1.The Ornish Diet Prevents and Reverses Heart Disease
Studies done by the University of California, San Francisco show Dr. Ornish's diet heals heart disease, even in patients headed for heart surgery. Eating this way will open up clogged arteries and reduce the chances of having a heart attack. More studies done by the California Pacific Medical Center, University of Texas Medical School, and the nonprofit Preventive Medicine Institute, shows that the Ornish diet will help you reduce disease risks better than any other major diet yet studied. Not only can the Ornish diet reduce disease risks, but it can actually reverse heart disease. That's something modern medicine can't do with drugs or surgery, which only addresses symptoms, not the underlying disease, which is just about always nutritionally caused.
2.The Ornish Diet Helps With Weight Loss
Dean Ornish talks about the importance of whole foods that retain water and fiber. The Ornish diet helps you ingest more water and fiber in the form of fresh fruits and vegetables, so the volume of food increases while calories decrease, helping people to lose weight and keep it off, as demonstrated in peer-reviewed journals. Weight loss for obese individuals radically reduces heart disease risks. Few other diet programs show these results under close scientific scrutiny.
3. The Ornish Diet Is Not Just a Diet—It's Exercise, Emotional Awareness, and Stress Management.
As a progressive cardiologist, Dr. Ornish recognizes that our heart rates respond dramatically to emotion, and these changes directly affect the brain. The heart keeps time for the brain's electrical impulses, so when stressed, our entire system becomes disordered. Because of this, stress can and does kill, so Dr. Ornish advocates exercise, stress management and emotional awareness, including cultivating strong personal relationship skills and personal connections, all of which help reduce heart disease.
4.The Ornish Diet Misses the Heart-Healthy Benefits of Nuts & Seeds
Because the Ornish diet recommends only 10% of your calories from fats, you might miss heart-healing nutrition in nuts like walnuts, almonds, and Brazil nuts, and seeds like pumpkin, sunflower, and flax. These contain heart-healthy unsaturated fats, including the rare and important Omega 3 fats. Ornish advocates taking fish oil, yet the same or similar benefits can be obtained from nuts and seeds.

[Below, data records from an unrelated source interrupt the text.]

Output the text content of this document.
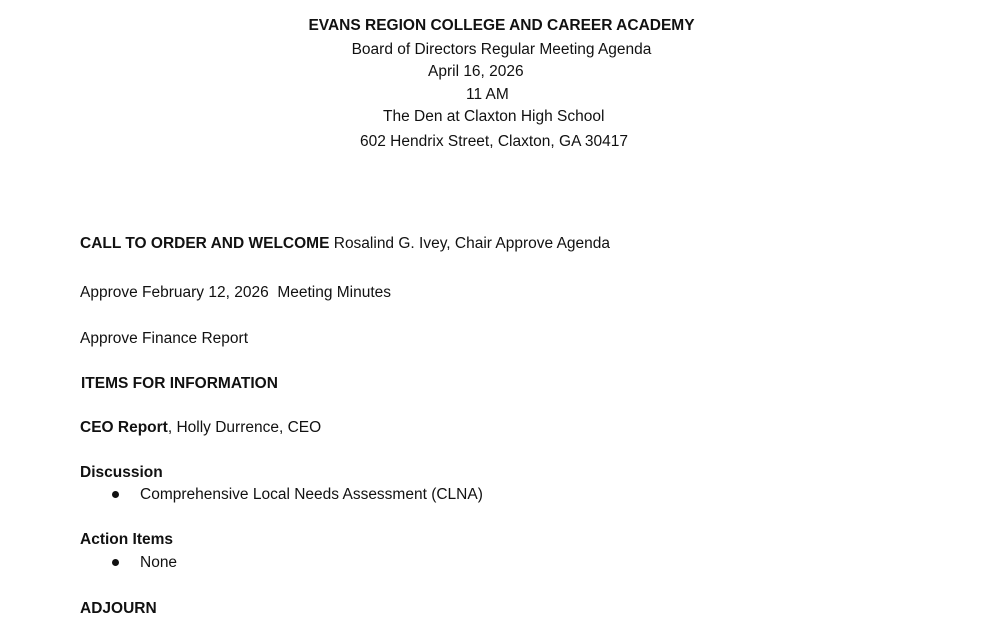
EVANS REGION COLLEGE AND CAREER ACADEMY
Board of Directors Regular Meeting Agenda
April 16, 2026
11 AM
The Den at Claxton High School
602 Hendrix Street, Claxton, GA 30417
CALL TO ORDER AND WELCOME Rosalind G. Ivey, Chair Approve Agenda
Approve February 12, 2026  Meeting Minutes
Approve Finance Report
ITEMS FOR INFORMATION
CEO Report, Holly Durrence, CEO
Discussion
Comprehensive Local Needs Assessment (CLNA)
Action Items
None
ADJOURN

Nuts and seeds also contain significant quantities of several often-depleted minerals. Brazil nuts contain selenium, for example, and pumpkin seeds contain zinc, both minerals most people don't get enough of.
5. The Criticism of the Diet
While the Ornish diet shows excellent results under research conditions, it may be difficult for some people to sustain. In addition, this diet is low in certain nutrients, namely Vitamin B12, iron, calcium and Omega 3 fatty acids, which are all recommended for supplementation for anyone strictly following this program.
Other people may have difficulties taking in enough calories to sustain themselves on this diet. Those include children and adolescents, the elderly and pregnant and lactating women.
In addition, athletes who compete or train with anaerobic exercises, such as power lifting, may have trouble meeting their nutritional needs, especially fat, protein and total calories. The Ornish diet is best suited for overweight and obese adults, especially those who have been diagnosed with coronary artery disease or who have had one or more heart attacks.